Propertymark has responded to the UK Government’s consultation on ‘Improving home energy performance through lenders’ by raising concerns that the proposed targets are unrealistic, too simplistic and could deter people from moving home.
The consultation proposes to introduce a target-based approach for improving the energy performance of lenders’ portfolios. This includes a portfolio average target of EPC band C by 2030 and an assumed maximum spend for improvement works set at £10,000.
Central to Propertymark’s view is that the UK Government should be working to the principle that every home should become as energy efficient as practically possible within the limits of cost, consent and technology.
Whilst energy efficiency is growing in popularity and importance, the main determinants for moving home are, size, location and type of dwelling. In addition, the proposals could make older property harder to sell. For instance, Wales has the oldest private rented dwelling stock in the UK with 43% built before 1919 and according to the 2018 English Housing Survey, only 29% of dwellings in the owner-occupied sector in England are rated A to C.
Furthermore, the assumed maximum spend for improvements is too high based on recent consumer spending trends. For instance, according to the English Housing Survey, the most common type of energy improvements work undertaken by households in the last five years was maintenance or replacement of parts of the central heating system.
Without a lower maximum spend limit and additional funding support Propertymark is concerned that many would-be home buyers will not be able to afford improvement works on top of the existing costs associated with home moving and could be deterred from moving altogether.
Propertymark is also concerned that additional borrowing costs are unlikely to support more first-time buyers to step onto the housing ladder and as a result they should be exempt from these proposals and incentivised to make improvements once they have purchased a property. The UK Government must also consider the effect of their proposals on homeowners in rural areas and the impact on older people, homeowners who live in older properties and residents of listed buildings or in conservation areas.
Fundamentally, improving the energy performance of a property is reliant on consumer choice and it is not the core business of mortgage lenders.
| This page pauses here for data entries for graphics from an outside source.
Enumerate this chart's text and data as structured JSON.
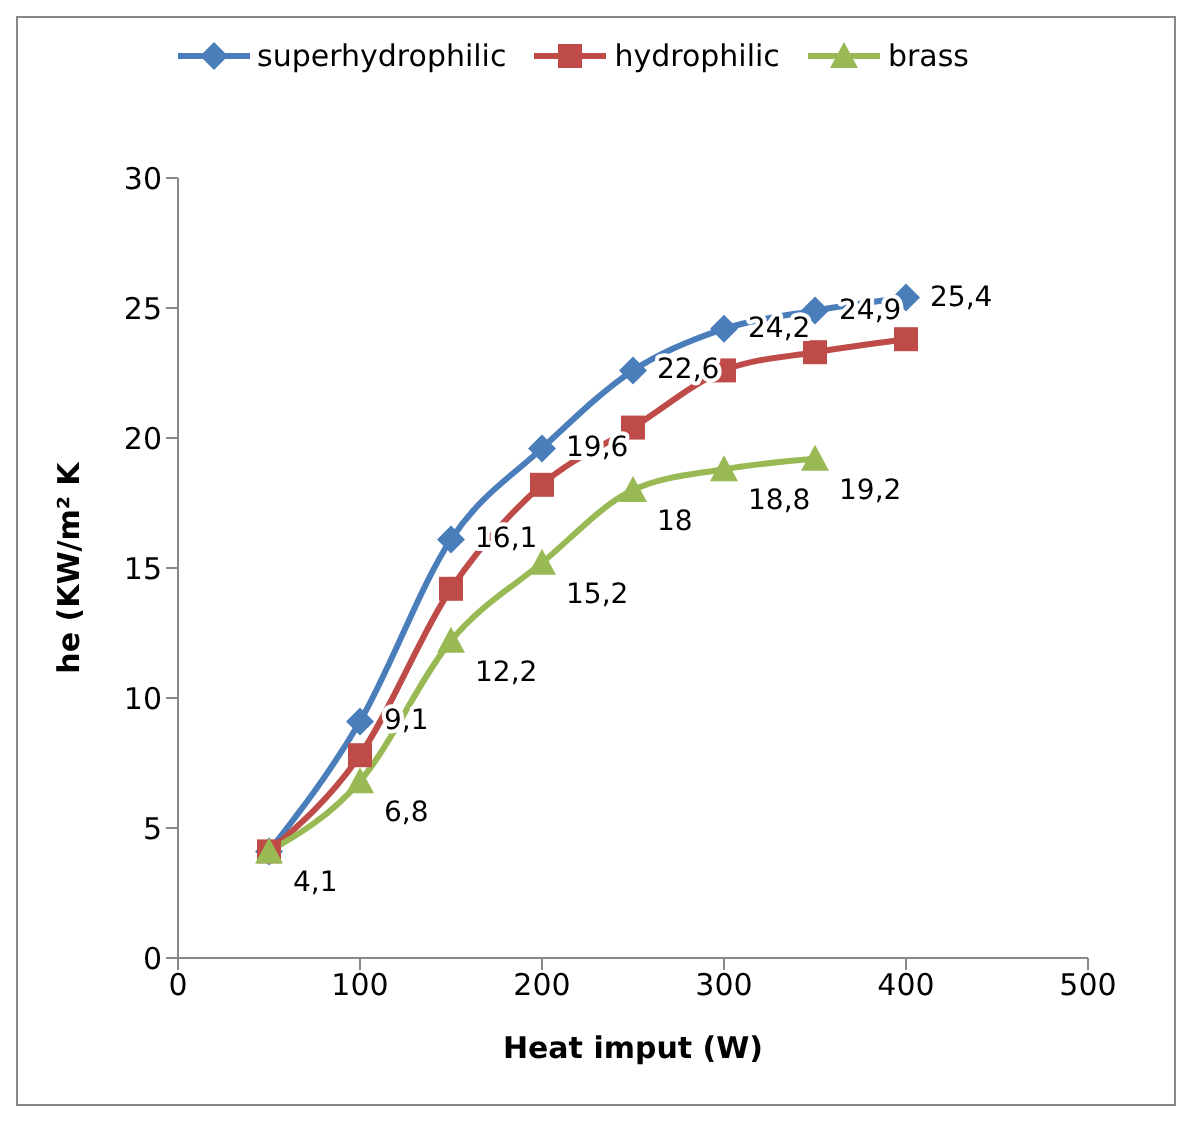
{
  "chart_data": {
    "type": "line",
    "xlabel": "Heat imput (W)",
    "ylabel": "he (KW/m² K",
    "x": [
      50,
      100,
      150,
      200,
      250,
      300,
      350,
      400
    ],
    "xlim": [
      0,
      500
    ],
    "xticks": [
      0,
      100,
      200,
      300,
      400,
      500
    ],
    "ylim": [
      0,
      30
    ],
    "yticks": [
      0,
      5,
      10,
      15,
      20,
      25,
      30
    ],
    "legend": "top",
    "series": [
      {
        "name": "superhydrophilic",
        "color": "#4a7ebb",
        "marker": "diamond",
        "values": [
          4.1,
          9.1,
          16.1,
          19.6,
          22.6,
          24.2,
          24.9,
          25.4
        ],
        "value_labels": [
          null,
          "9,1",
          "16,1",
          "19,6",
          "22,6",
          "24,2",
          "24,9",
          "25,4"
        ]
      },
      {
        "name": "hydrophilic",
        "color": "#be4b48",
        "marker": "square",
        "values": [
          4.1,
          7.8,
          14.2,
          18.2,
          20.4,
          22.6,
          23.3,
          23.8
        ]
      },
      {
        "name": "brass",
        "color": "#98b954",
        "marker": "triangle",
        "x": [
          50,
          100,
          150,
          200,
          250,
          300,
          350
        ],
        "values": [
          4.1,
          6.8,
          12.2,
          15.2,
          18,
          18.8,
          19.2
        ],
        "value_labels": [
          "4,1",
          "6,8",
          "12,2",
          "15,2",
          "18",
          "18,8",
          "19,2"
        ]
      }
    ]
  }
}
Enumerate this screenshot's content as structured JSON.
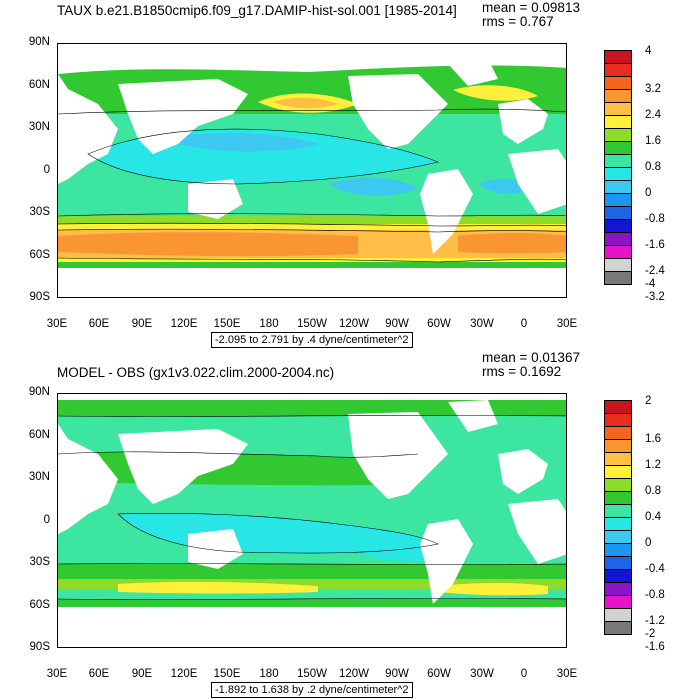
{
  "panels": [
    {
      "title": "TAUX b.e21.B1850cmip6.f09_g17.DAMIP-hist-sol.001 [1985-2014]",
      "mean": "mean = 0.09813",
      "rms": "rms = 0.767",
      "range_label": "-2.095 to 2.791 by .4 dyne/centimeter^2",
      "legend_labels": [
        "4",
        "3.2",
        "2.4",
        "1.6",
        "0.8",
        "0",
        "-0.8",
        "-1.6",
        "-2.4",
        "-3.2",
        "-4"
      ]
    },
    {
      "title": "MODEL - OBS (gx1v3.022.clim.2000-2004.nc)",
      "mean": "mean = 0.01367",
      "rms": "rms = 0.1692",
      "range_label": "-1.892 to 1.638 by .2 dyne/centimeter^2",
      "legend_labels": [
        "2",
        "1.6",
        "1.2",
        "0.8",
        "0.4",
        "0",
        "-0.4",
        "-0.8",
        "-1.2",
        "-1.6",
        "-2"
      ]
    }
  ],
  "lat_labels": [
    "90N",
    "60N",
    "30N",
    "0",
    "30S",
    "60S",
    "90S"
  ],
  "lon_labels": [
    "30E",
    "60E",
    "90E",
    "120E",
    "150E",
    "180",
    "150W",
    "120W",
    "90W",
    "60W",
    "30W",
    "0",
    "30E"
  ],
  "colors": {
    "legend_swatches": [
      "#c8141e",
      "#e62d1e",
      "#f5641e",
      "#fa9632",
      "#ffbe46",
      "#fff03c",
      "#8cdc28",
      "#32c832",
      "#3ce6a0",
      "#28e6e6",
      "#3cc8f0",
      "#1e96f0",
      "#1e64e6",
      "#1414d2",
      "#8c14c8",
      "#e614c8",
      "#d2d2d2",
      "#787878"
    ],
    "land": "#ffffff"
  }
}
Therefore, we would be concerned if lenders raise rates and limit products. Furthermore, the use of targets could distort the market and compel lenders to introduce lending on newly built properties that are likely to be more energy efficient in order to improve the rating of their portfolio.
Alarmingly, the proposals are not aligned with the UK Government’s plans for improving the energy performance of privately rented homes and could introduce two price caps for landlords. To this end, the criteria for energy efficiency of private rented accommodation are linked to occupation rather than property ownership. Therefore, the UK Government must be careful not to stifle future investment in the buy-to-let market and ensure there is a joined-up approach to both lending affordability and energy performance through use and consumption.
To improve the energy efficiency of housing stock in England and Wales without negatively impacting the property market, the UK Government must do three things:
Set out a plan for energy efficiency improvements that are linked to the recommendations on an EPC. This would provide a clear plan of action for homeowners, which demonstrate the most suitable route to a warmer home, regulatory compliance and zero carbon, in an appropriately staged way.
Use tax breaks to incentivise homeowners to finance energy efficiency improvements. This could include, making energy improvements exempt from VAT, and/or offering lower rates of Council Tax for properties that have been made more energy efficient.
Introduce an adjustable rate of property tax tied to energy performance. This would incentivise home buyers and sellers to act and begin to shift preference towards buying more energy-efficient homes. This could be done in two ways. Firstly, apply the adjustments as a reduction on more energy-efficient properties and those properties that have been made as energy efficient as practically possible. Secondly, offer rebates to home buyers if energy efficiency improvements are made to less efficient properties within a certain time period from the point of purchase.
By linking energy performance with property taxes this could help introduce increased ‘saleability’ for more energy-efficient properties, so improvements become standard for homeowners seeking to reduce costs and improve the desirability of their homes. To this end, it is important that the UK Government introduce policies and financial initiatives that will support improving energy efficiency based on the architype of a property rather than tenure.
The consultation closed on 12 February and Propertymark awaits the UK Government’s response.